A Dalek V Cybermen punch-up is a curious concept - both sacrosanct and childish at the same time. It's the sort of thing you might find scrawled on the back of your English Lit textbook in 1978 or a really bad Terrance Dicks PDA, but to see it realised on-screen?  Surely no one would have the balls to pull it off. Well, we'll just have to wait and see, I guess, but what a start to the proceedings!

Army4I was feeling thoroughly let-down by both David Tennant and Wayne Rooney that afternoon, but there I was, punching the air and laughing like a lunatic, as four Daleks came gliding in over a couple of dead sharks that had been strapped down by production team earlier. If I was an eight year old kid at that precise moment, still replaying Gerrard's penalty kick in my head and mopping up the tears with my replica shirt, then I'd have been magically transported to a world of pure joy and excitement. Who am I kidding, I'm 36 years old and that's exactly how I felt.

By accident or design, for a second there Doctor Who existed as a public service for a grieving nation, and you can't say fairer than that.

So forget Italy versus France - this is a final well worth waiting for. Just don't hoy it over the bar, Russell.

The Bumper Book of Made-Up Doctor Who Facts has this to say about Army of Ghosts: the footage from the 'Trisha' show was actually created by the Mill. They simply rented a copy of 'Shaun of the Dead' and replaced the zombie with a CGI ghost instead. Ms Goddard provided an extra word of dialogue in an ADR session that was covered by a phalanx of tabloid journalists. Hooray!

Comments

"Paul McGann turning up with only one arm"

Whee Faction references <3
Thank you Neil!

I've done my best throughout this season to avoid spoilers as much as possible. I didn't even know the names of the stories. So now we're getting into the last episode of the season, one thing that has been too difficult avoid is that this is indeed Billie Piper's last Doctor Who.

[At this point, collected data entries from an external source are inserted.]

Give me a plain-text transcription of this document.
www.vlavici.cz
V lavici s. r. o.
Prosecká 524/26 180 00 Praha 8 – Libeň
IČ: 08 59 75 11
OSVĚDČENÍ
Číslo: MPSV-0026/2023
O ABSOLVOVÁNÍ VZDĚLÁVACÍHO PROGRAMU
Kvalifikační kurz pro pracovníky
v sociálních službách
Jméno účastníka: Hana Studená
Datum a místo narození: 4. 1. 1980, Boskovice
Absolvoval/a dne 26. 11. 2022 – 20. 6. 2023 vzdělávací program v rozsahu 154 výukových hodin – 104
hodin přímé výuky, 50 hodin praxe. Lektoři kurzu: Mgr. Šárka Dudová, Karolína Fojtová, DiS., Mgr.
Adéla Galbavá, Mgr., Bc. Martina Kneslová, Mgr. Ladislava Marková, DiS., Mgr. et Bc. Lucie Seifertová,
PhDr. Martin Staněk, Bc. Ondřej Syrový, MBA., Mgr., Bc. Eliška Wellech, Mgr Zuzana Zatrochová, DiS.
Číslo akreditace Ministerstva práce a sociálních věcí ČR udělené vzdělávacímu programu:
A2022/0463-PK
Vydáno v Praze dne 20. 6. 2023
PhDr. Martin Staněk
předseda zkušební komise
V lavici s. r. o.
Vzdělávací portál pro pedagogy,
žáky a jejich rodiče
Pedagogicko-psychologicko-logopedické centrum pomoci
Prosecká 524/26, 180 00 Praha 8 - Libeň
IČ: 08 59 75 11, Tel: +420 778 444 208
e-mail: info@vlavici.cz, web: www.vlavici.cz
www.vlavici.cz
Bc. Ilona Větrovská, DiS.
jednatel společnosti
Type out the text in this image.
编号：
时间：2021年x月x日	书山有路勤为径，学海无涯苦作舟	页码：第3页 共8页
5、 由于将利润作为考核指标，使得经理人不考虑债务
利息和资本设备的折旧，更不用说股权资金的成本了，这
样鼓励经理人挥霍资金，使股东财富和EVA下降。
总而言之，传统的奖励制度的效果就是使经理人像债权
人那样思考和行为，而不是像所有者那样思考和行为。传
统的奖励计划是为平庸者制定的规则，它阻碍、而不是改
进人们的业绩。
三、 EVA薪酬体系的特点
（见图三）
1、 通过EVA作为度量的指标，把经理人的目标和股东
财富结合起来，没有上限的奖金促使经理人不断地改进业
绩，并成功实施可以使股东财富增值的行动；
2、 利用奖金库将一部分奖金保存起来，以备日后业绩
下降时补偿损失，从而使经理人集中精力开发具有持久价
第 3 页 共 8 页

I'm still not even sure either way whether she's going to die or just leave the Doctor. For someone who hasn't read any interviews or whatever like me, there's still enough wiggle room in what Rose said at the start of Army of Ghosts for her to still live but just not be wih the Doctor any longer.

I think those that have been annoyed by Rose this season and are hoping she'll die a brutal screamy death will be disappointed...if she does indeed kick the bucket then I expect syrupy music and "I'll die when I've finished my long speech" syndrome rather than that. And on the other hand she could live, which would annoy them as well.

So there's still enough mystery for me to be unsure about what'll happen...I didn't have a problem with Rose this season, I just thought that she'd been looked at in such detail with the 9th Doctor that they'd kinda gone to the well once too often. So it fits as a time to let go of Rose...however it happens.

Yes, I'm one of those people eager to see the Cyberleader snap Rose's neck. Perhaps we'll get a silent credit run to accompany the death of the most annoying companion since Adric?

I don't know what to expect from tonight, the speculation about the Genesis Ark has been interesting. Will it be Davros? I'm thinking probably not. But it would be fun if it is.

I just hope the Cybermen don't get completely emasculated by the Daleks.

Paul McGann with one arm?

I don't get it?

The Beast talked about "the child who will die in battle"

Hasn't the whole season ark been "Childhood's End". No, not the Arthur C Clarke one, but Rose, Mickey, Reinette, the kid in Crouch End [and more besides] all leave their childhoods behind through their interaction with the Doctor.

So, it may only be Rose's 'child' that dies, as Jackie discussed in 'Army Of Ghosts'.

Well, it's a theory anyway.

Crouch End?

Does Peter save the world?

"kid in Crouch End" = Tommy Connolly in *The Idiot's Lantern*

Yes I know. I was trying to be funny, unfortunately. Must do better!

Paul Meggan with one arm = Faction Paradox, the bizarrest spin-off.